Protest fee draws flak, triggers dissent
Bhubaneswar: The recent decision of the Bhubaneswar Municipal Corporation (BMC) to impose fees for protests at designated dharna places has run into controversy with various organisations deciding to lodge protests against the move in the coming days.
With the winter session of the Assembly going on in full swing in the state, the designated dharna places are already crowded with protesters and some of them expressed helplessness over the BMC decision, wondering how to fork out money when they themselves are starved of funds.
“We are protesting at dharna locations as we are not getting sufficient salary for survival. In fact, most of us are working under gram panchayats with a monthly salary of `100. So, if people like us are charged for raising our voices of protest, where would we go to register our demands,” asked Subrat Kumar Raula, a Class IV gram panchayat employee protesting at a dharna location. Many leading activists view the BMC decision as undemocratic and arbitrary.

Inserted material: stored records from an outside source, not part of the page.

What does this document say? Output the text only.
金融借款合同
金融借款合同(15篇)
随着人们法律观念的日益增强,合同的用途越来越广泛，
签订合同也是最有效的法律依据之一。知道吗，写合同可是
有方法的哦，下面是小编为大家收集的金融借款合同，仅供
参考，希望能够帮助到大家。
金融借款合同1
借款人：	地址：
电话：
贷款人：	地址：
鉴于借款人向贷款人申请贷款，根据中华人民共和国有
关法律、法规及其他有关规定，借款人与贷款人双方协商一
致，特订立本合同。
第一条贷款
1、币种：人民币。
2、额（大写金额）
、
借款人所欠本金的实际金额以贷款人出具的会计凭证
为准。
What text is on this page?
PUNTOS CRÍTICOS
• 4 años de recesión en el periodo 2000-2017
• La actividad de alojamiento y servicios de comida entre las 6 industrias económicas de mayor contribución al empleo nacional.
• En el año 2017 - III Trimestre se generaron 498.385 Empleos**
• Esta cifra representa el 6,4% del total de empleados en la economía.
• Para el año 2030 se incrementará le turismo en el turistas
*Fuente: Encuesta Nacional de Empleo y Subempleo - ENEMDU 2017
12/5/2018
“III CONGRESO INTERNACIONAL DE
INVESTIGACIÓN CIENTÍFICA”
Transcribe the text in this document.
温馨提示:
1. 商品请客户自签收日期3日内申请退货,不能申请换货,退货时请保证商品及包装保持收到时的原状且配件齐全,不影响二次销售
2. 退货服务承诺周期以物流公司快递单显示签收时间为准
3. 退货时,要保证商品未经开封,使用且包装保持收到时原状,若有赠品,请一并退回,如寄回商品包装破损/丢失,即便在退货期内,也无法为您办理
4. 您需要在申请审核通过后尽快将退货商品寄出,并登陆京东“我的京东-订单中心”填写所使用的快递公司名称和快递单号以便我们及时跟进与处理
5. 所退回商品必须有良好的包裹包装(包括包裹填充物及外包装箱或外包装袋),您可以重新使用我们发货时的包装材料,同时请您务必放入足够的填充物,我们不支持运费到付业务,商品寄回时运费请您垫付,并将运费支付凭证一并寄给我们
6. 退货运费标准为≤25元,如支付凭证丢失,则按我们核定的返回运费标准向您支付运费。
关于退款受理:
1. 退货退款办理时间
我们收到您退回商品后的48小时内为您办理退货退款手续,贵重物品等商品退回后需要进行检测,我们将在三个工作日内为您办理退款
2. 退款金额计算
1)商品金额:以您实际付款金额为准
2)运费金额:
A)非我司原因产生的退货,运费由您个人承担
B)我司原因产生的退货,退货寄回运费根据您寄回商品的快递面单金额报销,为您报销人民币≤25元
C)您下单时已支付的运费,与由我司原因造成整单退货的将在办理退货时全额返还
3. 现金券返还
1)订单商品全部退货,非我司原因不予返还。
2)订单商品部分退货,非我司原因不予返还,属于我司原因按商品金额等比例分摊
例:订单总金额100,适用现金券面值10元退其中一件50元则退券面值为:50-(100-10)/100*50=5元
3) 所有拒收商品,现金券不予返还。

“This is a very unfortunate and draconian decision, affecting the democratic rights of citizens. If the government wants to generate revenue, it should seek public opinion before taking such a step,” said Pradip Pradhan, leading RTI activist.
“As per Universal Declaration of Human Rights (UDHR), anybody can peacefully protest and any kind of move to hamper or disrupt the protester is a human rights violation. The decision of BMC is a serious human rights violation. In fact, we are going to celebrate 70 years of UDHR and this decision is just a mockery of UDHR,” said Manoj Jena, core member of National Human Rights Commission. In fact, the High Court this year had also criticized the administration’s efforts to curb citizens’ right to protest.
For instance, March 20, 2017 the High Court in a writ petition (W.P(C) No. 4370, 2017) filed by All Orissa Home Guards’ Association (AOHGA), clarified that police must respect the citizens’ right to a peaceful protest.
Significantly, AOHGA filed an application before DCP, Bhubaneswar March 15, for a dharna at Lower PMG March 17. But, the DCP office didn’t respond, prompting the association to approach the court.
The court, through its order (W.P. (C) No. 4370, March 20, 2017), made it clear that if no action is taken by the authorities concerned within three days or 72 hours, whichever is later from the date or time of receipt of the application, it will be deemed that the permission has been granted.
Therefore, legal experts are of the view that the civic body would be paid back in their own coin. “In a democratic country, citizens have the right to protest and it’s the administration’s duty to protect it. So, the decision to impose fees on protesters violates citizens’ rights,” said High Court advocate Gyanendra Kumar Tripathy.
With the Secretariat on one side and railway station (Master Canteen) on the other, processions and sit-ins at the venue do inconvenience pedestrians and train passengers. But the police conceded that since the city doesn’t have another major dharna location, the BMC decision would complicate matters as an assembly at any other place would severely disrupt traffic movement in the Capital.
Interestingly, top BMC officials who had earlier tried to justify the decision on grounds of using the fees for sanitation purpose are now staying away from the controversial issue.
Even city planners opined that the corporation should have taken alternative decisions.
“Rather than imposing fines for protests, BMC should have taken efforts to stop littering and vending at this location. Similarly, steps should be taken for ensuring traffic movement in one lane. Currently, protests are being allowed on the whole road,” said Piyush Rout, an urban planner.
Significantly, according to the BMC’s Finance Department statement, (http://bmc.gov.in/Finance.aspx) the annual income of the corporation excluding the grant from State and Centre is about 200 crore. Therefore, the moot question is why the corporation is not approaching the state government if it is starved of funds needed to ensure cleanliness of the dharna locations. It was learnt that the BMC may do a rethink on its decision, given the voices of opposition being raised from various quarters.